Vera Mukhina (1889-1953) gained acclaim in the sphere of Soviet monumental sculpture after winning the 1937 commission for the Soviet pavilion in the Exposition Internationale des Arts et Techniques dans la Vie Moderne. The resulting sculpture, a towering stainless steel couple entitled The Worker and Kolhoz Woman, quickly became one of the most iconic symbols of Soviet Russia, and an embodiment of the collective socialist ethos. Mukhina’s achievement, a singular one by any female visual artist in the 20th century, has since become a ubiquitous presence in Russian visual culture.
Artists Sanya Kantarovsky and Ella Kruglyanskaya were invited to devise an exhibition in relation to Vera Mukhina on the account of her 125th anniversary and her background as a native of Riga.
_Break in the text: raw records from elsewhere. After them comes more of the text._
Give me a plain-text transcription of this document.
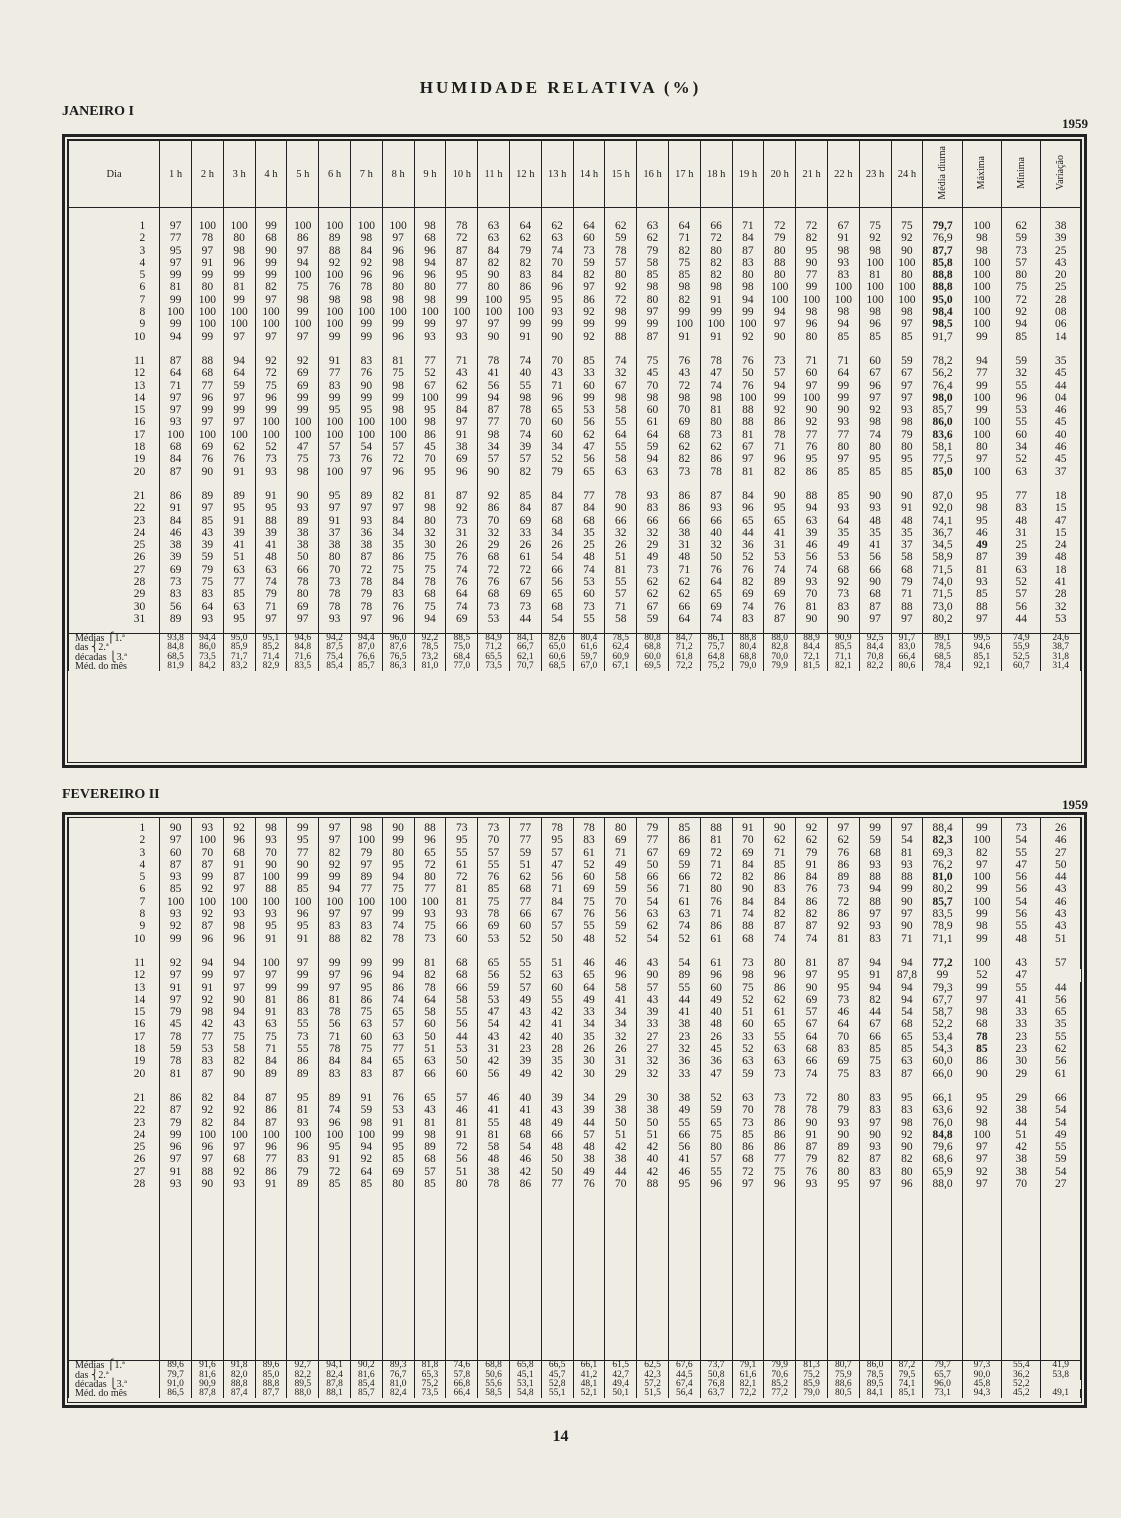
HUMIDADE RELATIVA (%)
JANEIRO I
1959
Dia	1 h	2 h	3 h	4 h	5 h	6 h	7 h	8 h	9 h	10 h	11 h	12 h	13 h	14 h	15 h	16 h	17 h	18 h	19 h	20 h	21 h	22 h	23 h	24 h	Média diurna	Máxima	Mínima	Variação

1	97	100	100	99	100	100	100	100	98	78	63	64	62	64	62	63	64	66	71	72	72	67	75	75	79,7	100	62	38
2	77	78	80	68	86	89	98	97	68	72	63	62	63	60	59	62	71	72	84	79	82	91	92	92	76,9	98	59	39
3	95	97	98	90	97	88	84	96	96	87	84	79	74	73	78	79	82	80	87	80	95	98	98	90	87,7	98	73	25
4	97	91	96	99	94	92	92	98	94	87	82	82	70	59	57	58	75	82	83	88	90	93	100	100	85,8	100	57	43
5	99	99	99	99	100	100	96	96	96	95	90	83	84	82	80	85	85	82	80	80	77	83	81	80	88,8	100	80	20
6	81	80	81	82	75	76	78	80	80	77	80	86	96	97	92	98	98	98	98	100	99	100	100	100	88,8	100	75	25
7	99	100	99	97	98	98	98	98	98	99	100	95	95	86	72	80	82	91	94	100	100	100	100	100	95,0	100	72	28
8	100	100	100	100	99	100	100	100	100	100	100	100	93	92	98	97	99	99	99	94	98	98	98	98	98,4	100	92	08
9	99	100	100	100	100	100	99	99	99	97	97	99	99	99	99	99	100	100	100	97	96	94	96	97	98,5	100	94	06
10	94	99	97	97	97	99	99	96	93	93	90	91	90	92	88	87	91	91	92	90	80	85	85	85	91,7	99	85	14

11	87	88	94	92	92	91	83	81	77	71	78	74	70	85	74	75	76	78	76	73	71	71	60	59	78,2	94	59	35
12	64	68	64	72	69	77	76	75	52	43	41	40	43	33	32	45	43	47	50	57	60	64	67	67	56,2	77	32	45
13	71	77	59	75	69	83	90	98	67	62	56	55	71	60	67	70	72	74	76	94	97	99	96	97	76,4	99	55	44
14	97	96	97	96	99	99	99	99	100	99	94	98	96	99	98	98	98	98	100	99	100	99	97	97	98,0	100	96	04
15	97	99	99	99	99	95	95	98	95	84	87	78	65	53	58	60	70	81	88	92	90	90	92	93	85,7	99	53	46
16	93	97	97	100	100	100	100	100	98	97	77	70	60	56	55	61	69	80	88	86	92	93	98	98	86,0	100	55	45
17	100	100	100	100	100	100	100	100	86	91	98	74	60	62	64	64	68	73	81	78	77	77	74	79	83,6	100	60	40
18	68	69	62	52	47	57	54	57	45	38	34	39	34	47	55	59	62	62	67	71	76	80	80	80	58,1	80	34	46
19	84	76	76	73	75	73	76	72	70	69	57	57	52	56	58	94	82	86	97	96	95	97	95	95	77,5	97	52	45
20	87	90	91	93	98	100	97	96	95	96	90	82	79	65	63	63	73	78	81	82	86	85	85	85	85,0	100	63	37

21	86	89	89	91	90	95	89	82	81	87	92	85	84	77	78	93	86	87	84	90	88	85	90	90	87,0	95	77	18
22	91	97	95	95	93	97	97	97	98	92	86	84	87	84	90	83	86	93	96	95	94	93	93	91	92,0	98	83	15
23	84	85	91	88	89	91	93	84	80	73	70	69	68	68	66	66	66	66	65	65	63	64	48	48	74,1	95	48	47
24	46	43	39	39	38	37	36	34	32	31	32	33	34	35	32	32	38	40	44	41	39	35	35	35	36,7	46	31	15
25	38	39	41	41	38	38	38	35	30	26	29	26	26	25	26	29	31	32	36	31	46	49	41	37	34,5	49	25	24
26	39	59	51	48	50	80	87	86	75	76	68	61	54	48	51	49	48	50	52	53	56	53	56	58	58,9	87	39	48
27	69	79	63	63	66	70	72	75	75	74	72	72	66	74	81	73	71	76	76	74	74	68	66	68	71,5	81	63	18
28	73	75	77	74	78	73	78	84	78	76	76	67	56	53	55	62	62	64	82	89	93	92	90	79	74,0	93	52	41
29	83	83	85	79	80	78	79	83	68	64	68	69	65	60	57	62	62	65	69	69	70	73	68	71	71,5	85	57	28
30	56	64	63	71	69	78	78	76	75	74	73	73	68	73	71	67	66	69	74	76	81	83	87	88	73,0	88	56	32
31	89	93	95	97	97	93	97	96	94	69	53	44	54	55	58	59	64	74	83	87	90	90	97	97	80,2	97	44	53

Médias ⎧1.ª	93,8	94,4	95,0	95,1	94,6	94,2	94,4	96,0	92,2	88,5	84,9	84,1	82,6	80,4	78,5	80,8	84,7	86,1	88,8	88,0	88,9	90,9	92,5	91,7	89,1	99,5	74,9	24,6
das ⎨2.ª	84,8	86,0	85,9	85,2	84,8	87,5	87,0	87,6	78,5	75,0	71,2	66,7	65,0	61,6	62,4	68,8	71,2	75,7	80,4	82,8	84,4	85,5	84,4	83,0	78,5	94,6	55,9	38,7
décadas ⎩3.ª	68,5	73,5	71,7	71,4	71,6	75,4	76,6	76,5	73,2	68,4	65,5	62,1	60,6	59,7	60,9	60,0	61,8	64,8	68,8	70,0	72,1	71,1	70,8	66,4	68,5	85,1	52,5	31,8
Méd. do mês	81,9	84,2	83,2	82,9	83,5	85,4	85,7	86,3	81,0	77,0	73,5	70,7	68,5	67,0	67,1	69,5	72,2	75,2	79,0	79,9	81,5	82,1	82,2	80,6	78,4	92,1	60,7	31,4
FEVEREIRO II
1959

1	90	93	92	98	99	97	98	90	88	73	73	77	78	78	80	79	85	88	91	90	92	97	99	97	88,4	99	73	26
2	97	100	96	93	95	97	100	99	96	95	70	77	95	83	69	77	86	81	70	62	62	62	59	54	82,3	100	54	46
3	60	70	68	70	77	82	79	80	65	55	57	59	57	61	71	67	69	72	69	71	79	76	68	81	69,3	82	55	27
4	87	87	91	90	90	92	97	95	72	61	55	51	47	52	49	50	59	71	84	85	91	86	93	93	76,2	97	47	50
5	93	99	87	100	99	99	89	94	80	72	76	62	56	60	58	66	66	72	82	86	84	89	88	88	81,0	100	56	44
6	85	92	97	88	85	94	77	75	77	81	85	68	71	69	59	56	71	80	90	83	76	73	94	99	80,2	99	56	43
7	100	100	100	100	100	100	100	100	100	81	75	77	84	75	70	54	61	76	84	84	86	72	88	90	85,7	100	54	46
8	93	92	93	93	96	97	97	99	93	93	78	66	67	76	56	63	63	71	74	82	82	86	97	97	83,5	99	56	43
9	92	87	98	95	95	83	83	74	75	66	69	60	57	55	59	62	74	86	88	87	87	92	93	90	78,9	98	55	43
10	99	96	96	91	91	88	82	78	73	60	53	52	50	48	52	54	52	61	68	74	74	81	83	71	71,1	99	48	51

11	92	94	94	100	97	99	99	99	81	68	65	55	51	46	46	43	54	61	73	80	81	87	94	94	77,2	100	43	57
12	97	99	97	97	99	97	96	94	82	68	56	52	63	65	96	90	89	96	98	96	97	95	91	87,8	99	52	47	
13	91	91	97	99	99	97	95	86	78	66	59	57	60	64	58	57	55	60	75	86	90	95	94	94	79,3	99	55	44
14	97	92	90	81	86	81	86	74	64	58	53	49	55	49	41	43	44	49	52	62	69	73	82	94	67,7	97	41	56
15	79	98	94	91	83	78	75	65	58	55	47	43	42	33	34	39	41	40	51	61	57	46	44	54	58,7	98	33	65
16	45	42	43	63	55	56	63	57	60	56	54	42	41	34	34	33	38	48	60	65	67	64	67	68	52,2	68	33	35
17	78	77	75	75	73	71	60	63	50	44	43	42	40	35	32	27	23	26	33	55	64	70	66	65	53,4	78	23	55
18	59	53	58	71	55	78	75	77	51	53	31	23	28	26	26	27	32	45	52	63	68	83	85	85	54,3	85	23	62
19	78	83	82	84	86	84	84	65	63	50	42	39	35	30	31	32	36	36	63	63	66	69	75	63	60,0	86	30	56
20	81	87	90	89	89	83	83	87	66	60	56	49	42	30	29	32	33	47	59	73	74	75	83	87	66,0	90	29	61

21	86	82	84	87	95	89	91	76	65	57	46	40	39	34	29	30	38	52	63	73	72	80	83	95	66,1	95	29	66
22	87	92	92	86	81	74	59	53	43	46	41	41	43	39	38	38	49	59	70	78	78	79	83	83	63,6	92	38	54
23	79	82	84	87	93	96	98	91	81	81	55	48	49	44	50	50	55	65	73	86	90	93	97	98	76,0	98	44	54
24	99	100	100	100	100	100	100	99	98	91	81	68	66	57	51	51	66	75	85	86	91	90	90	92	84,8	100	51	49
25	96	96	97	96	96	95	94	95	89	72	58	54	48	48	42	42	56	80	86	86	87	89	93	90	79,6	97	42	55
26	97	97	68	77	83	91	92	85	68	56	48	46	50	38	38	40	41	57	68	77	79	82	87	82	68,6	97	38	59
27	91	88	92	86	79	72	64	69	57	51	38	42	50	49	44	42	46	55	72	75	76	80	83	80	65,9	92	38	54
28	93	90	93	91	89	85	85	80	85	80	78	86	77	76	70	88	95	96	97	96	93	95	97	96	88,0	97	70	27

Médias ⎧1.ª	89,6	91,6	91,8	89,6	92,7	94,1	90,2	89,3	81,8	74,6	68,8	65,8	66,5	66,1	61,5	62,5	67,6	73,7	79,1	79,9	81,3	80,7	86,0	87,2	79,7	97,3	55,4	41,9
das ⎨2.ª	79,7	81,6	82,0	85,0	82,2	82,4	81,6	76,7	65,3	57,8	50,6	45,1	45,7	41,2	42,7	42,3	44,5	50,8	61,6	70,6	75,2	75,9	78,5	79,5	65,7	90,0	36,2	53,8
décadas ⎩3.ª	91,0	90,9	88,8	88,8	89,5	87,8	85,4	81,0	75,2	66,8	55,6	53,1	52,8	48,1	49,4	57,2	67,4	76,8	82,1	85,2	85,9	88,6	89,5	74,1	96,0	45,8	52,2	
Méd. do mês	86,5	87,8	87,4	87,7	88,0	88,1	85,7	82,4	73,5	66,4	58,5	54,8	55,1	52,1	50,1	51,5	56,4	63,7	72,2	77,2	79,0	80,5	84,1	85,1	73,1	94,3	45,2	49,1
14
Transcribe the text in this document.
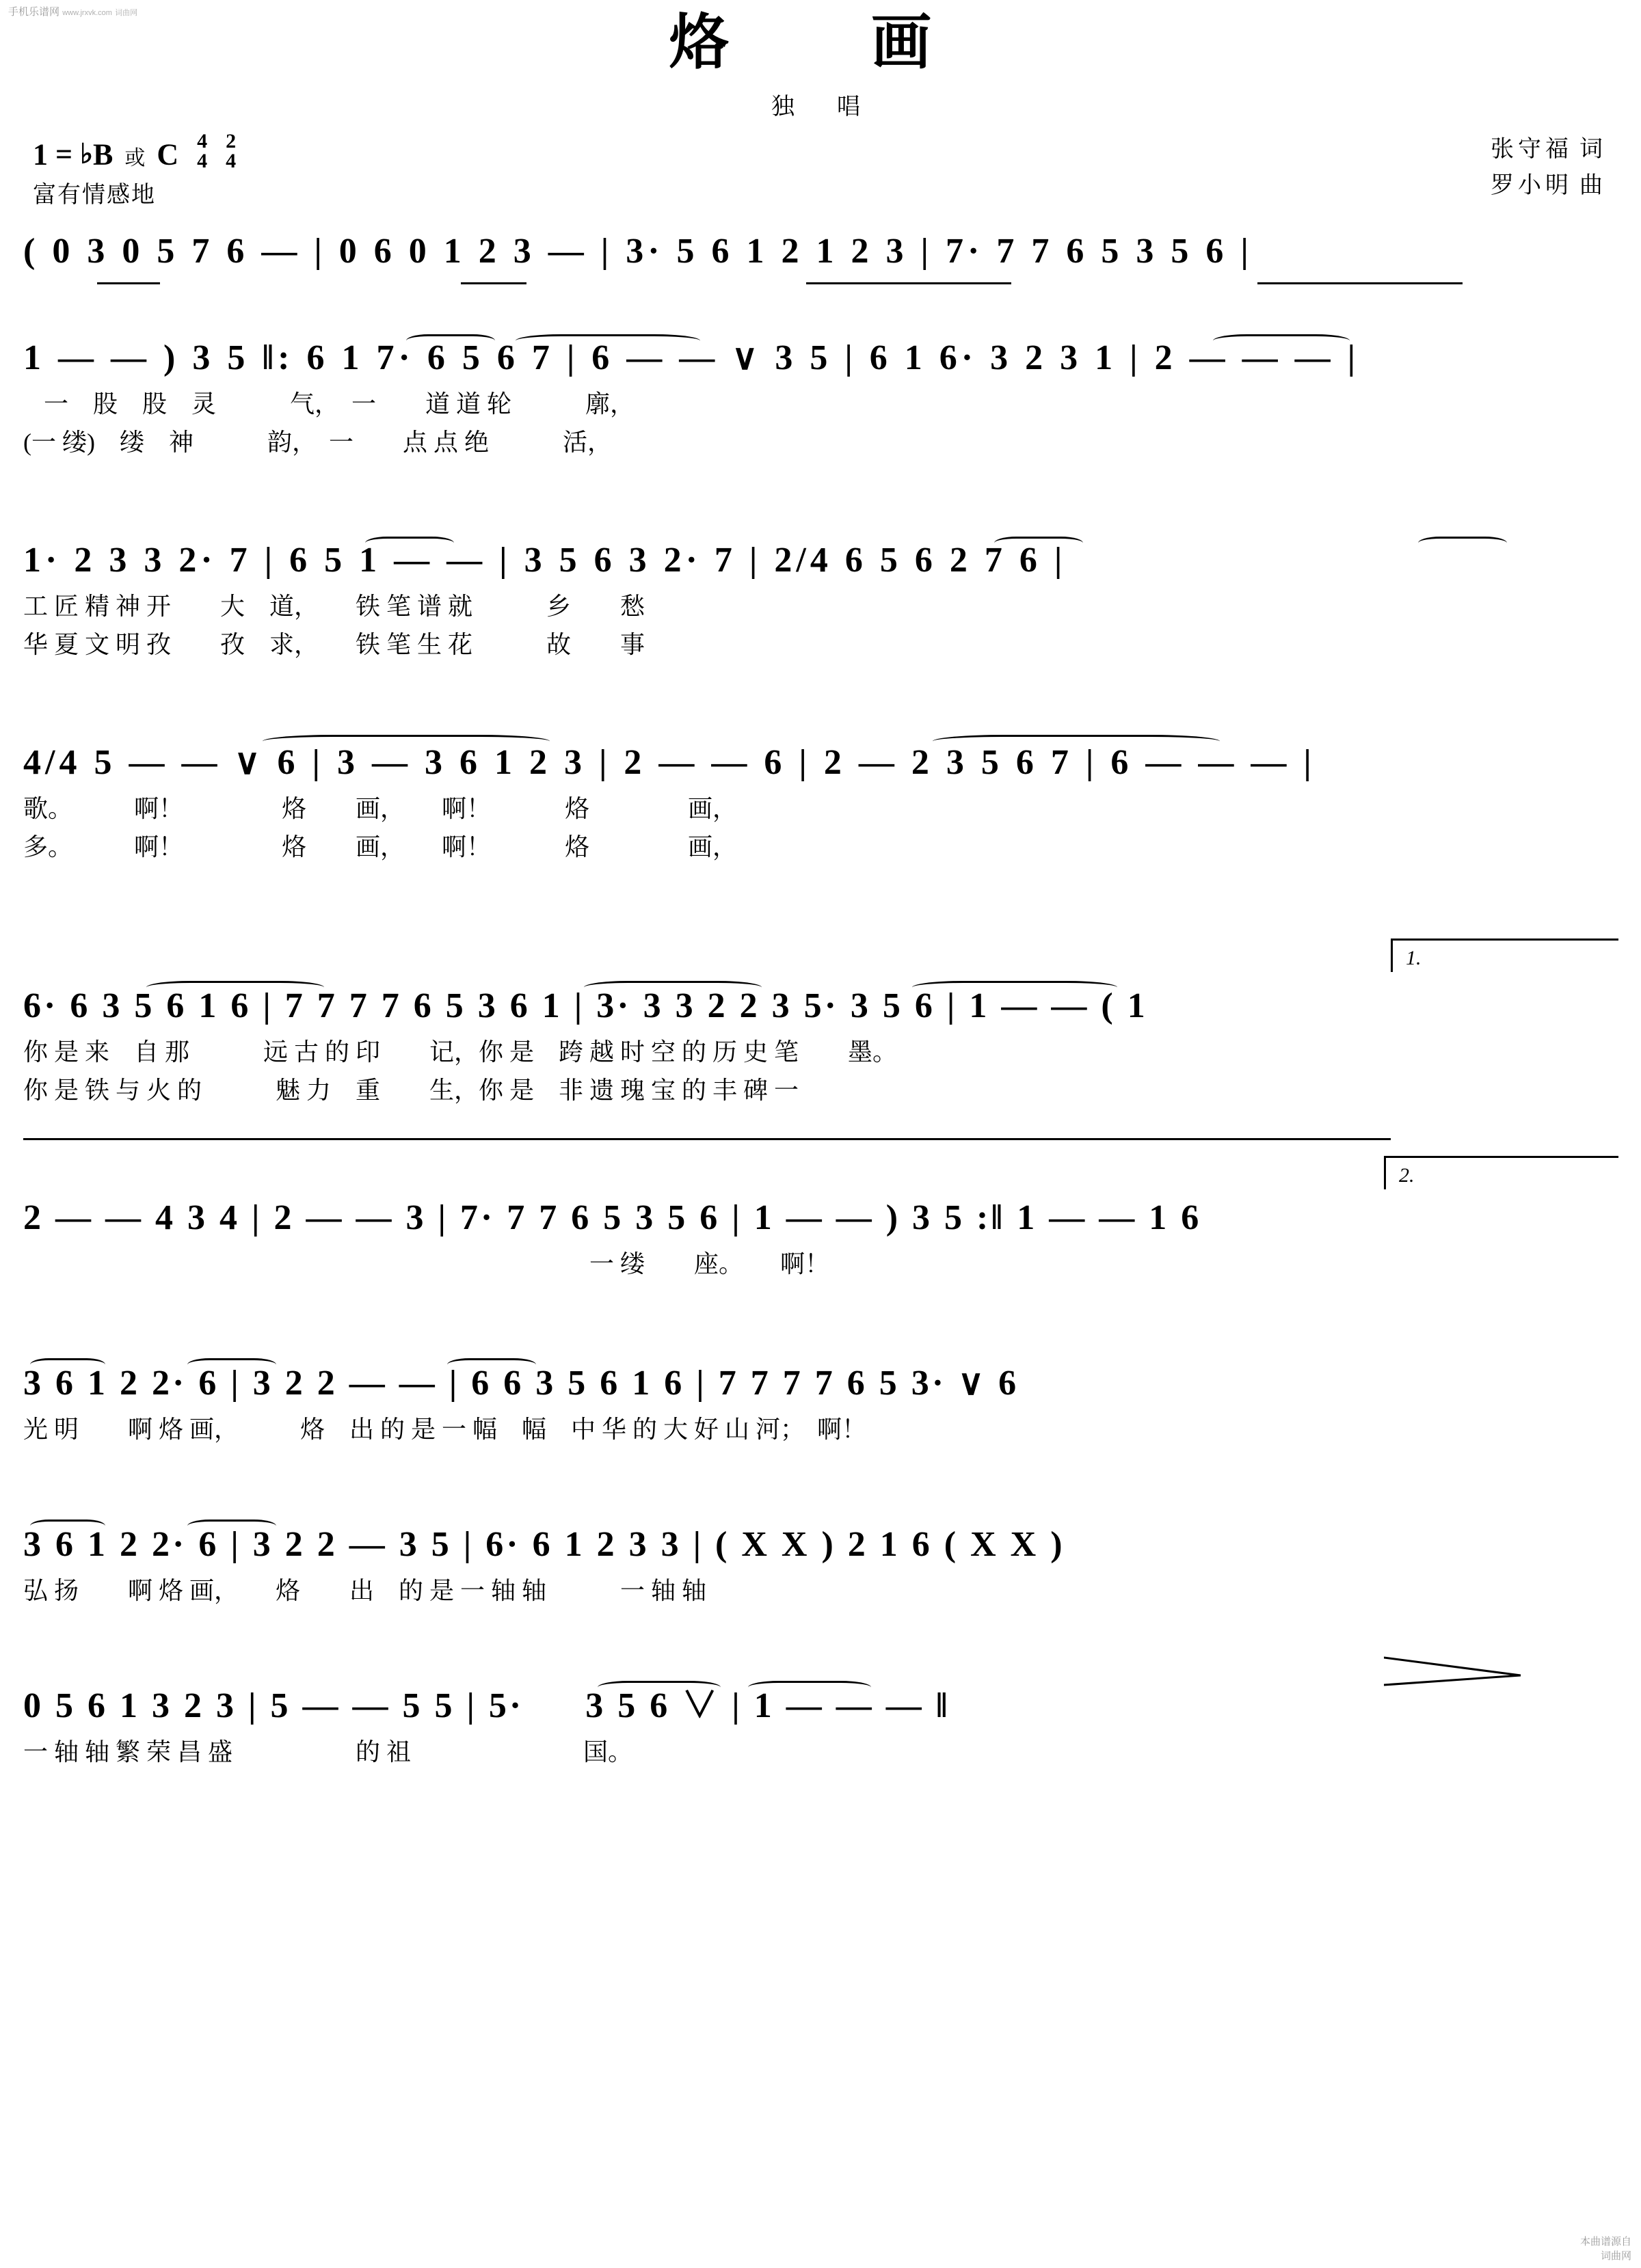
手机乐谱网 www.jrxvk.com 词曲网
本曲谱源自
词曲网
烙　画
独　唱
1 = ♭B 或 C 4
4

2
4
富有情感地
张守福 词
罗小明 曲
( 0 3 0 5 7 6 — | 0 6 0 1 2 3 — | 3· 5 6 1 2 1 2 3 | 7· 7 7 6 5 3 5 6 |
1 — — ) 3 5 ‖: 6 1 7· 6 5 6 7 | 6 — — ∨ 3 5 | 6 1 6· 3 2 3 1 | 2 — — — |
一　股　股　灵　　　气，　一　　道 道 轮　　　廓，
(一 缕)　缕　神　　　韵，　一　　点 点 绝　　　活，
1· 2 3 3 2· 7 | 6 5 1 — — | 3 5 6 3 2· 7 | 2/4 6 5 6 2 7 6 |
工 匠 精 神 开　　大　道，　　铁 笔 谱 就　　　乡　　愁
华 夏 文 明 孜　　孜　求，　　铁 笔 生 花　　　故　　事
4/4 5 — — ∨ 6 | 3 — 3 6 1 2 3 | 2 — — 6 | 2 — 2 3 5 6 7 | 6 — — — |
歌。　　　啊！　　　　烙　　画，　　啊！　　　烙　　　　画，
多。　　　啊！　　　　烙　　画，　　啊！　　　烙　　　　画，
1.
6· 6 3 5 6 1 6 | 7 7 7 7 6 5 3 6 1 | 3· 3 3 2 2 3 5· 3 5 6 | 1 — — ( 1
你 是 来　自 那　　　远 古 的 印　　记，你 是　跨 越 时 空 的 历 史 笔　　墨。
你 是 铁 与 火 的　　　魅 力　重　　生，你 是　非 遗 瑰 宝 的 丰 碑 一
2.
2 — — 4 3 4 | 2 — — 3 | 7· 7 7 6 5 3 5 6 | 1 — — ) 3 5 :‖ 1 — — 1 6
　　　　　　　　　　　　　　　　　　　　　　　一 缕　　座。　　啊！
3 6 1 2 2· 6 | 3 2 2 — — | 6 6 3 5 6 1 6 | 7 7 7 7 6 5 3· ∨ 6
光 明　　啊 烙 画，　　　烙　出 的 是 一 幅　幅　中 华 的 大 好 山 河；　啊！
3 6 1 2 2· 6 | 3 2 2 — 3 5 | 6· 6 1 2 3 3 | ( X X ) 2 1 6 ( X X )
弘 扬　　啊 烙 画，　　烙　　出　的 是 一 轴 轴　　　一 轴 轴
0 5 6 1 3 2 3 | 5 — — 5 5 | 5· 　 3 5 6 ∨ | 1 — — — ‖
一 轴 轴 繁 荣 昌 盛　　　　　的 祖　　　　　　　国。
As the conversation between the artists evolved, it came to include the voices of fellow artists and thinkers living in Riga, as well as Mukhina herself, whose collected writings became a point of departure.
This exhibition is comprised of three distinct artistic gestures: a group of posters that are installed both in the exhibition space and in public spaces throughout the city; a site-specific performance culminating in a set of sculptural clay objects; and a documentary video work.
Six hand-painted and hand-lettered posters installed in the first gallery illustrate a phrase mined from Mukhina’s 1960 book of collected writings. The consequent works take on form both as art objects and mass-produced printed matter. The premier mode of public visual communication of Mukhina’s lifetime is evoked here, both in the visual language of the posters and in the way in which they are positioned to communicate ideas to the public. The quotes in question, focused on celebrating the meaning of décor, ornament and the nude body among other topics, transcend and complicate the socio-political context in which they were originally conceived. The lasting relevance of these ideas, and their playful opposition to modernist rationalism, is brought into high relief.
A week before the opening of the exhibition, nine students from the sculpture department at the Latvian Art Academy were tasked with replicating Vera Mukhina’s 1951 life size female bronze head entitled The Partisan Woman. The austere and forceful portrait, aimed at representing the spirit of the Soviet resistance against the Nazi invasion, has been largely kept in storage of the Riga Bourse museum since its original gifting by the Soviet government. The process of copying a masterwork re-animates the academic methodology to which Mukhina subscribed, having received her education in Paris under the tutelage of Antoine Bourdelle. Each student was prompted to render only what they could see from their single vantage point within a circle around the sculpture. The sum of the final objects encompasses the original human form, conjuring the culture of collective looking and producing. Considered as discreet sculptures, the clay forms display the subjective and nuanced decision process of their makers.
The event served as the source for both the sculptural and the video-based elements of the exhibition. In the second exhibition room, the original worktables on which the objects were made serve as their display plinths. A video installed in adjoining room pairs footage of the sculpture students at work with ruminations by the art historian and cultural critic Janis Borgs on Mukhina’s history and his peculiar hobby of copying master works.
The title of the exhibition is borrowed from Little Vera (Ма́ленькая Ве́ра), a perestroika blockbuster directed by Vasily Pichul in 1989 about an uninhibited young woman named Vera. Also legible as Little Faith in Russian, it was among the first Soviet establishment. When measured against her young cinematic namesake, Mukhina’s agency is amplified: a woman among men and bourgeois among proletarians who has left arguably the largest singular artistic mark of the soviet legacy. The series of artistic gestures that comprise this exhibition reconsider Mukhina’s ideas in relation to collective and personal agency, conjuring the lost possibilities of a collapsed society – ideas, interests and methodologies that hold potential for renewed meaning today.
Exhibition is accompanied with a talk by art historian Christina Kiaer on June 12 at 6pm (Art Museum Riga Bourse, Doma Square 6, Riga) and an introductory commentary by art historian Alise Tīfentāle. Titled The New Woman of Social Realism: Women Artists and Images of Women this talk will address broad methodological problems of studying Socialist Realism within contemporary art historical scholarship through a specific lens, examining a handful of key women artists of the 1930s: Ekaterina Zernova, Olga Ianovskaia, Maria Bri-Bein and Valentina Kulagina, as well as the main heroine here – Riga-born Soviet sculptor Vera Mukhina.